If it is real, at what dose it may become a problem is not known with certainty. In addition, most of the data on this is mostly from running, rather than other endurance sports.
The lack of certainty on this topic means that there are a lot of individual factors that may come into play, and if you are concerned, you are best served by talking to someone who is familiar with both the medical literature on this topic and your own medical history.
However, I hope no one is under the impression that doing things like riding your bike for 24h straight is healthy for you.
Right. When I looked into this in the past, the consensus was that you’re better off in the exercise bucket than the non-exercise bucket. No one wants to be that really healthy-looking person who drops dead though… or have to give up cycling because of a preventable heart condition that progressed too far. I think it was an episode of fast talk that interviewed a guy who keeled over while xc skiing in the colorado backcountry and was lucky that snowmobilers came by and found him.
I think it is interesting that Chloe Dygert had a cardiac ablation done in her mid-20s… although of course SVT can occur in anyone.
Many amateur athletes don’t know that they can’t “go to the well” every day though and need more knowledge around recovery - I used to be one of them.
The “medical recommended levels” are such a low bar it’s absurd. Same when you’re pregnant! Some doctors still repeat the old advice of don’t get your heart rate above 140 during pregnancy!
But there’s probably a middle road between those and Ironman training lol.
We do know that some endurance athletes drop dead from heart conditions unexpectedly though so I think it’s worthwhile for people to get tested as I did (echocardiogram, 48-hour monitor, etc) if they have symptoms or concerns. It was about $1000 with my insurance and now I have peace of mind whenever I ride.
While this is true, lots of people who aren’t endurance athletes also drop dead unexpectedly. I’m not aiming this at you, but your quote kind of summarized what I feel is mostly just much ado about nothing. I think a lot of people over worry about things that are mostly out of our control.
For me, I was having so many palpitations… I’d ignored them for a couple of years but they were getting worse and I started to feel like any time I was doing a lot of training maybe I was ticking bomb so I didn’t know whether I should be doing what I was doing anymore and I decided it was time to get tested and be smarter about recovery. It made me faster in the end anyways.

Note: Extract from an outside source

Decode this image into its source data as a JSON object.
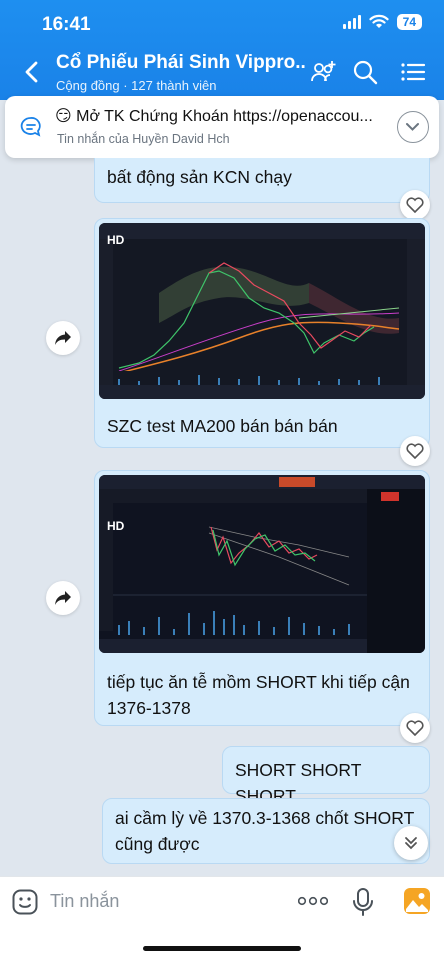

I began road cycling in my later 30s, and by using HR monitors began noticing occasional arrhythmias during rides, and having got my eye in on what they felt like, off-bike also. I was looked at / monitored but nobody could find anything much wrong with me, but it made me really quite wary, and I paid attention, reading things like Leonard Zinn’s book, and wondering if I might turn out that way too .
I began paying even more attention to hydration, lightly supplementing with magnesium prior to rides, and tried to avoid doing very intense efforts on a given day unless I was well rested and recovered from prior days.
I registered with Crickles, a site run by a cycling cardiologist (I believe) in the UK, which links your Strava a/c to monitor your activities, making it easier to spot unusual cardiac episodes (eg. arrhythmia) during a ride.
In more recent years, and since doing the above - which may be a coincidence or not - I’ve experienced almost none of these episodes, and none that persisted. I still do all the sensible stuff, but I’m much less concerned now that I might have been on some slippery slope into enforced inactivity because of a very dodgy ticker. As you state, my impression is that the risks appear to be much greater if you really caned it on the endurance sport front for all of your adult life into/beyond middle age. I was a relatively late starter, never been obsessed, never done massive hours, and make an effort to rest and recover well. Hopefully this may serve me well.